John presents co-director Geraldine with a beautiful pen hand made by Richard and Catherine Daly of Irish Pens from a 300 year old beach tree that fell on the McCullen’s farm in 2017.
Mementos from the 2020 excavations at Beaubec, Co. Meath.
We were delighted to have a procession of experts come to the site today to share their specialist knowledge with us. Franc Myles joined in on the ‘heated’ kiln/oven debate in Cutting F and concluded that the final manifestation of our kiln was a bread oven. Our sandstone window in the tower was compared with an example from Templetown, Co Louth. Timber expert Cathy Moore identified oak planks in situ in the latrine culvert and oak and ash used in the other timber items recovered. Also, the timber stave we found may be part of the dash churn (thanks for the rocky road cakes, Cathy, they were scrumptious!). There was a suggestion that the multi-handled jug found in the ditch on Friday last may be foreign. Steve Davies, UCD, has agreed to look at samples in the latrine block for insects. The National Monuments Service was represented by Margaret Keane and Tony Roche (thanks for the scones, guys). Susan Hegarty, colleague of Matt’s in the School of History and Geography, took a hard look at the deposits in the tower. Craig, Alex and Lennon completed excavation in the tower and uncovered the remains of the ground floor on a mortar bedding. In Billy’s cutting F, Tom found an interesting stone with a number of holes in its upper surface that must have been used in an industrial process of some kind. Concentrated sieving and examination of tower and ditch deposits is producing a large quantity of animal remains. It is a much different bone assemblage to that recovered in Bective Abbey and we are looking forward to future analysis results by Fiona Beglane of IT Sligo. John and his team threw themselves into recording the ditch Cutting J which is a master class in how to excavate a cutting.
Geraldine (second from left) begins her tour of the Beaubec excavation.
Friends of “finds officer” Catriona (right) view the excavation.
Muireann rests after her day long labours in cutting J and has a chat with Anthony.
Aidan’s extended family visited the excavation in the afternoon.
What a relief. The tower crew have bottomed the service tower with a day to spare.
If you are doubtful about the heroics of the tower team have a look at these before and after photos. Compare Craig with the tower window! (photo: Craig Downie).
John and Maurice draw the section in cutting J.
David (right) and daughter Ailish tour the site with co-director Matthew. Ailish and David dug at Beaubec last year and we hope to have them with us in 2021.
Tom with the holed stone he discovered today in cutting F.
Show and tell: Tom (top left) brought this photo to the site today.

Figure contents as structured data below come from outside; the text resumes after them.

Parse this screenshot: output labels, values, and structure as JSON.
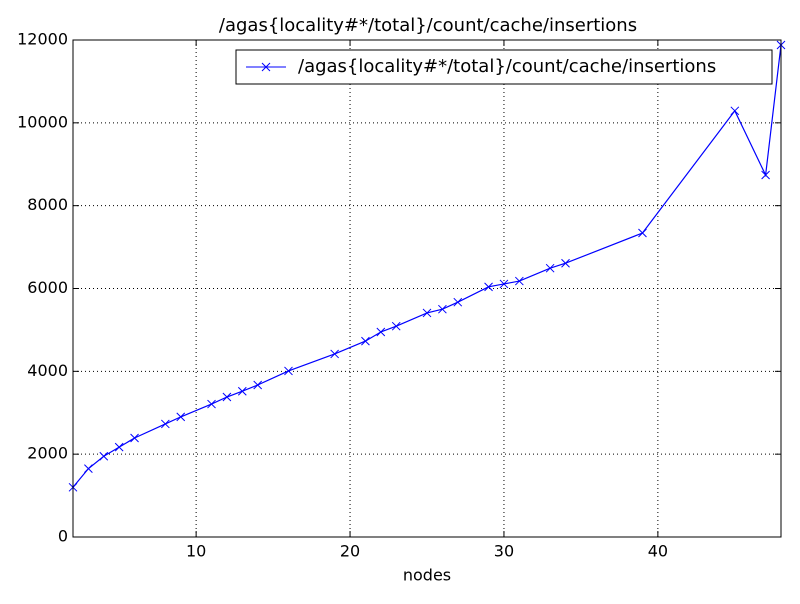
{
  "chart_data": {
    "type": "line",
    "title": "/agas{locality#*/total}/count/cache/insertions",
    "x_label": "nodes",
    "x": [
      2,
      3,
      4,
      5,
      6,
      8,
      9,
      11,
      12,
      13,
      14,
      16,
      19,
      21,
      22,
      23,
      25,
      26,
      27,
      29,
      30,
      31,
      33,
      34,
      39,
      45,
      47,
      48
    ],
    "series": [
      {
        "name": "/agas{locality#*/total}/count/cache/insertions",
        "color": "#0000ff",
        "values": [
          1200,
          1650,
          1950,
          2170,
          2390,
          2730,
          2900,
          3210,
          3380,
          3520,
          3670,
          4010,
          4420,
          4730,
          4950,
          5090,
          5410,
          5500,
          5670,
          6040,
          6110,
          6180,
          6490,
          6610,
          7340,
          10290,
          8740,
          11880
        ]
      }
    ],
    "xlim": [
      2,
      48
    ],
    "xticks": [
      10,
      20,
      30,
      40
    ],
    "ylim": [
      0,
      12000
    ],
    "yticks": [
      0,
      2000,
      4000,
      6000,
      8000,
      10000,
      12000
    ],
    "grid": true,
    "legend": "upper right"
  }
}
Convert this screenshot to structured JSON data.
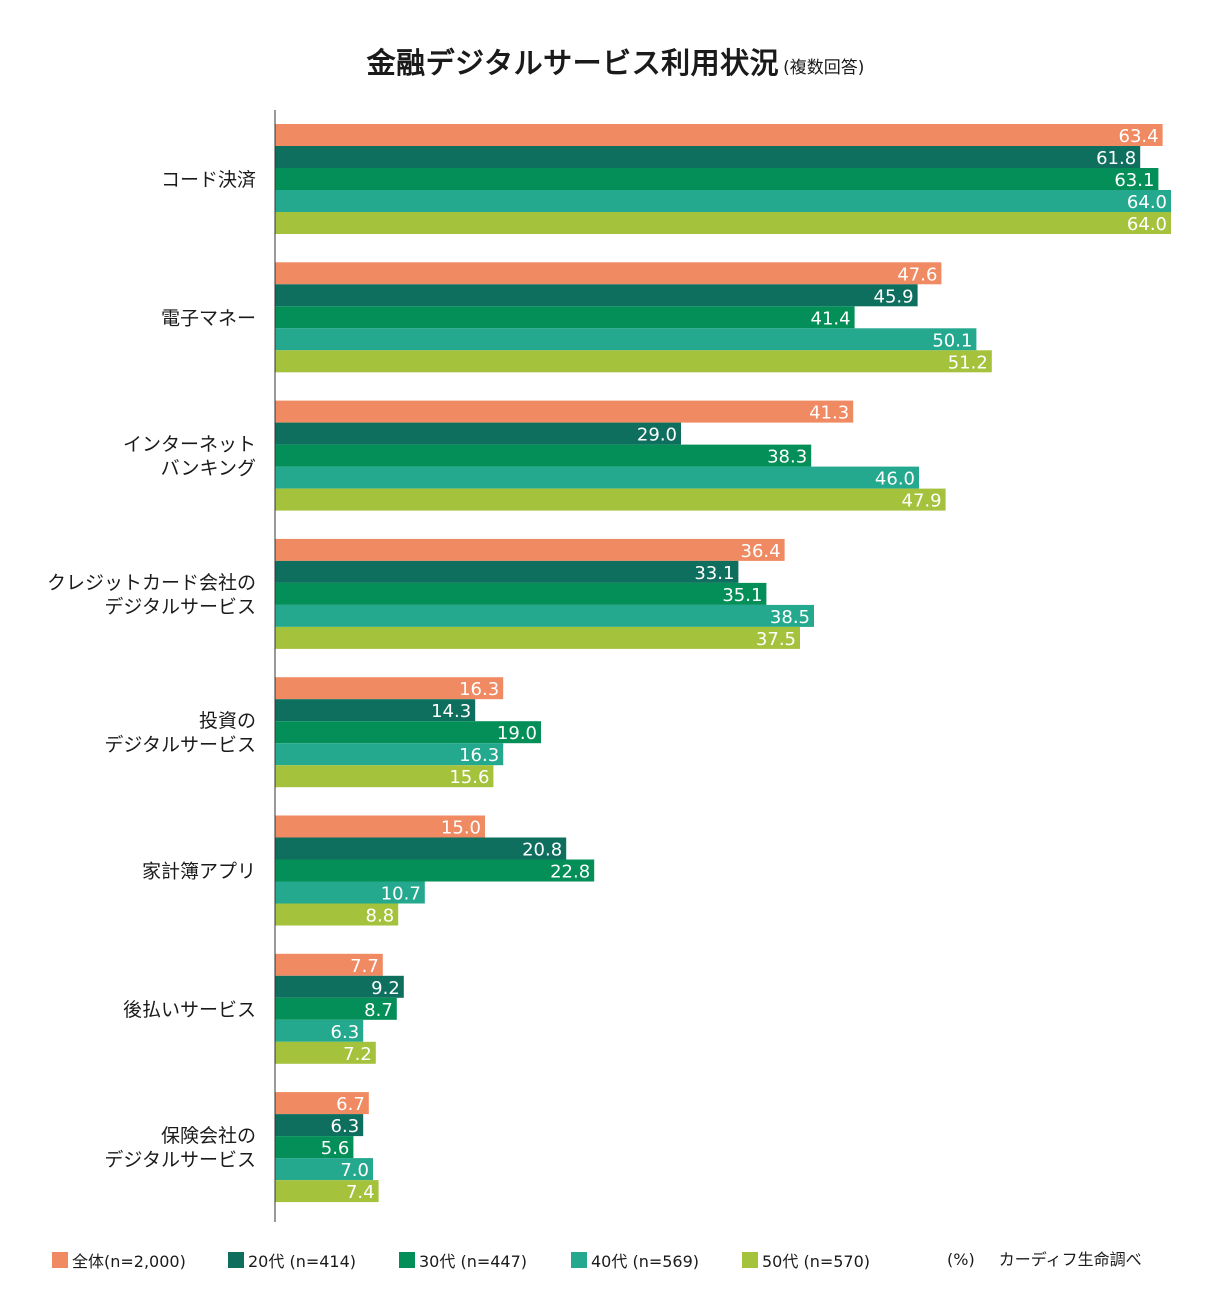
{
  "chart_data": {
    "type": "bar",
    "orientation": "horizontal",
    "title": "金融デジタルサービス利用状況",
    "subtitle": "(複数回答)",
    "unit_label": "(%)",
    "source": "カーディフ生命調べ",
    "categories": [
      [
        "コード決済"
      ],
      [
        "電子マネー"
      ],
      [
        "インターネット",
        "バンキング"
      ],
      [
        "クレジットカード会社の",
        "デジタルサービス"
      ],
      [
        "投資の",
        "デジタルサービス"
      ],
      [
        "家計簿アプリ"
      ],
      [
        "後払いサービス"
      ],
      [
        "保険会社の",
        "デジタルサービス"
      ]
    ],
    "xlim": [
      0,
      70
    ],
    "grid": false,
    "legend_position": "bottom",
    "series": [
      {
        "name": "全体(n=2,000)",
        "color": "#ef8a62",
        "labels": [
          "63.4",
          "47.6",
          "41.3",
          "36.4",
          "16.3",
          "15.0",
          "7.7",
          "6.7"
        ],
        "values": [
          63.4,
          47.6,
          41.3,
          36.4,
          16.3,
          15.0,
          7.7,
          6.7
        ]
      },
      {
        "name": "20代 (n=414)",
        "color": "#0e6f5f",
        "labels": [
          "61.8",
          "45.9",
          "29.0",
          "33.1",
          "14.3",
          "20.8",
          "9.2",
          "6.3"
        ],
        "values": [
          61.8,
          45.9,
          29.0,
          33.1,
          14.3,
          20.8,
          9.2,
          6.3
        ]
      },
      {
        "name": "30代 (n=447)",
        "color": "#038f57",
        "labels": [
          "63.1",
          "41.4",
          "38.3",
          "35.1",
          "19.0",
          "22.8",
          "8.7",
          "5.6"
        ],
        "values": [
          63.1,
          41.4,
          38.3,
          35.1,
          19.0,
          22.8,
          8.7,
          5.6
        ]
      },
      {
        "name": "40代 (n=569)",
        "color": "#24a98e",
        "labels": [
          "64.0",
          "50.1",
          "46.0",
          "38.5",
          "16.3",
          "10.7",
          "6.3",
          "7.0"
        ],
        "values": [
          64.0,
          50.1,
          46.0,
          38.5,
          16.3,
          10.7,
          6.3,
          7.0
        ]
      },
      {
        "name": "50代 (n=570)",
        "color": "#a5c23d",
        "labels": [
          "64.0",
          "51.2",
          "47.9",
          "37.5",
          "15.6",
          "8.8",
          "7.2",
          "7.4"
        ],
        "values": [
          64.0,
          51.2,
          47.9,
          37.5,
          15.6,
          8.8,
          7.2,
          7.4
        ]
      }
    ]
  }
}
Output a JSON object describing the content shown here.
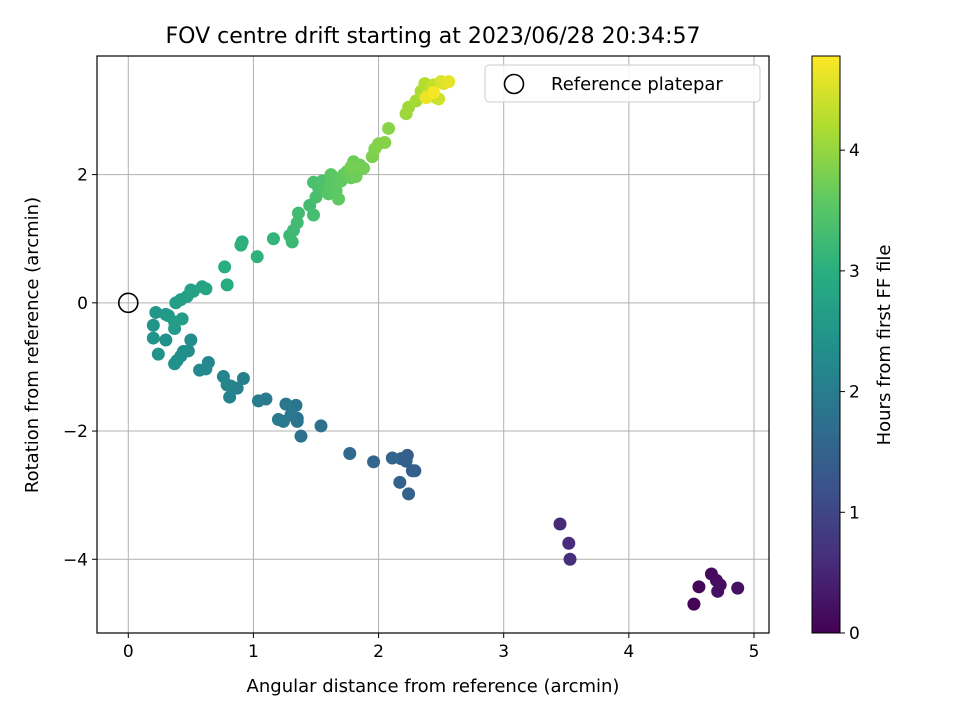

It shows his school’s visit to Knowth site M in July 2003.
Susan Hegarty, School of History and Geography, DCU, was one of the distinguished visitors to the site today.
Geraldine (left) with her pals and colleagues from the National Monuments Service: Margaret Keane (Senior Archaeologist, Archaeological Survey) and Tony Roche (Photographic Unit).
Margaret and Cathy examine the wooden artifacts from the waterlogged deposits in the tower and in the moat.
Billy and Laura (right) explain the intricacies of the western cuttings.
The unusual floppy rim of the pot found in the ditch in cutting J (photo: Mick Mongey).
One of the two handles of the “amphora” found in the ditch in cutting J (photo: Mick Mongey).